Capital Punishment For Agency Entrepreneurs

David%20Benady%20120x120An unexploded tax bombshell is ticking in adland. Set to detonate on April 6, 2008, it has sent agency entrepreneurs running for cover.

Chancellor Alistair Darling’s pre-Budget report proposal this week to levy a new flat rate capital gains tax of 18% could spark a flurry of sell-offs across the advertising, media, design and online sectors.

Start-up agencies looking to sell out have a powerful incentive to tie up their deals before the April deadline.

For the past decade, entrepreneurs and those who own shares in their companies have paid just 10% on the gains realised on investments sold after more than two years. To be absolutely accurate, they are taxed – probably at 40% – on 25% of the capital gain, which works out at 10%.

But Darling proposes that from next April they’ll pay 18%, an 80% rise. The hike will also hit some start-up impresarios who have already sold and are awaiting “earn-outs” based on future performance.

A lot of small business people are squealing that the hike is an attack on entrepreneurialism. Even the GMB union has attacked the move as a setback for Britain’s start-up culture. There will be a silver lining for some, though more on that later.

The ad, design, media and online industries have thrived on regular waves of breakaway agencies. In advertising, the breakaways have creamed off much of the industry’s top talent over the past ten years, though they would deny they were motivated by anything as shabby as a 10% tax regime.

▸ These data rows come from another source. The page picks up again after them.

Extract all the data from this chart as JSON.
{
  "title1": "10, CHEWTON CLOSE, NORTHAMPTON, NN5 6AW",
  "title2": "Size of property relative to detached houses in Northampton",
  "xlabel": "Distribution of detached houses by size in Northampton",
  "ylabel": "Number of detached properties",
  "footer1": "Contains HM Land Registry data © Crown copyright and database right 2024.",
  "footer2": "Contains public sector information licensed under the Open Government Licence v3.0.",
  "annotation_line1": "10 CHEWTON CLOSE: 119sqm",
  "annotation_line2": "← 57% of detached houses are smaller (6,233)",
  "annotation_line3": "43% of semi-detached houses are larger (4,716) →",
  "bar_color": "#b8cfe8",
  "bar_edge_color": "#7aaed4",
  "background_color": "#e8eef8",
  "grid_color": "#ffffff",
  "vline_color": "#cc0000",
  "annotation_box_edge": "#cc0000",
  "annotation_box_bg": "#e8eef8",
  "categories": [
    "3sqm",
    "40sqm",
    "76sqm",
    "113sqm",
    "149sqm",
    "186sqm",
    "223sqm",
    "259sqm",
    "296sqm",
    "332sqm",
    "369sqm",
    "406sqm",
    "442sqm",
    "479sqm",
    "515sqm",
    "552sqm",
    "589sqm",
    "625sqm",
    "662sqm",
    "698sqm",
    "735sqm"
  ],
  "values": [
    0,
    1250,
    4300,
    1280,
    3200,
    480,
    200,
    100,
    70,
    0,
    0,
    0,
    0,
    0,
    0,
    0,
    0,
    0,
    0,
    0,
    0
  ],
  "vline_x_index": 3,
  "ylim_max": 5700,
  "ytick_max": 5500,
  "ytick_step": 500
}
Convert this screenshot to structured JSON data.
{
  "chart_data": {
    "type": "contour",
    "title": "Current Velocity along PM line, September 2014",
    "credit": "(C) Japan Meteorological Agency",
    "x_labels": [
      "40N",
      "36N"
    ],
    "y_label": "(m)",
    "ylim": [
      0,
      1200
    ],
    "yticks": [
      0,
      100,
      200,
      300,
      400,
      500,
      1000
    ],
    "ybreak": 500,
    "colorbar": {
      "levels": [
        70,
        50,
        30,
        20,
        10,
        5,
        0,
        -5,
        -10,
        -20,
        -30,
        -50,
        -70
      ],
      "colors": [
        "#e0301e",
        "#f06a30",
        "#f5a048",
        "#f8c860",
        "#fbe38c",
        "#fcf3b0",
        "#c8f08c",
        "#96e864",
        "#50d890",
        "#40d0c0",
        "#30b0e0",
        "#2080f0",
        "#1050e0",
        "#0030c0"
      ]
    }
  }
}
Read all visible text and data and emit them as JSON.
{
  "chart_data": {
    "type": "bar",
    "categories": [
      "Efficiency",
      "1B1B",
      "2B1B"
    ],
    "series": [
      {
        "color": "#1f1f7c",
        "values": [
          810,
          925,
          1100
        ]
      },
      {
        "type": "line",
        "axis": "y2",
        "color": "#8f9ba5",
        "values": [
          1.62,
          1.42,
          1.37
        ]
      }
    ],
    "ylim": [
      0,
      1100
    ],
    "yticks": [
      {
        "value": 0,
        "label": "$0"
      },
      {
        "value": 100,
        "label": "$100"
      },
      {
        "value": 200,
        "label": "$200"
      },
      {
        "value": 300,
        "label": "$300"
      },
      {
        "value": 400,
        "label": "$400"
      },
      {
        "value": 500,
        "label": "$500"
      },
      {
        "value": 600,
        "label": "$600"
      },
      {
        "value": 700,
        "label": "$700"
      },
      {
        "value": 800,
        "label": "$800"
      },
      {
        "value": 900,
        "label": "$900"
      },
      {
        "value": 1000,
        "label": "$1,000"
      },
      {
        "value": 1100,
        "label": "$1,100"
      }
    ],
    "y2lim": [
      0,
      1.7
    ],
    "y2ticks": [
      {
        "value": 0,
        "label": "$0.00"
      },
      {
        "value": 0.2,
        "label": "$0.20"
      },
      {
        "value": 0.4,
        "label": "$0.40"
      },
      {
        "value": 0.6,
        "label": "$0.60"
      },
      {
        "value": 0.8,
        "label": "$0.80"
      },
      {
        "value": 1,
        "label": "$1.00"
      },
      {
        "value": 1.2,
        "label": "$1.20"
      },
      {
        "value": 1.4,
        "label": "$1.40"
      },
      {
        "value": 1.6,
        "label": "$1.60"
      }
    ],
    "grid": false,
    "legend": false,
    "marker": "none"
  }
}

For many start-ups, the extra 8% tax is not necessarily a reason for panic selling. If the business is growing at 15% a year, it would obviously be worth hanging on for the right deal. The start-up agencies that are looking to sell will wait for the right deal to come along, say their owners.

But the real victims are likely to be among the thousands of small start-up agencies – often regionally based and employing under a dozen people – offering a myriad of marketing services. Many owner-entrepreneurs have based their pension calculations on selling their shares at a 10% tax rate. The hike could seriously damage their retirement.

And that silver lining? Capital gains tax will be a flat rate 18% and that includes the duty on selling second homes and buy-to-let properties which face a 40% rate at present. So all those agency bosses who have bought second – and third – homes in Cornwall, Devon or any other part of the country are sitting on potential goldmines. The CGT changes are likely to spur growth in the regional property market which is capital news for second home owners.

Over the next few months we can expect the familiar old rumours about who is buying whom to start circulating again as deal mania hots up in advance of next spring’s deadline.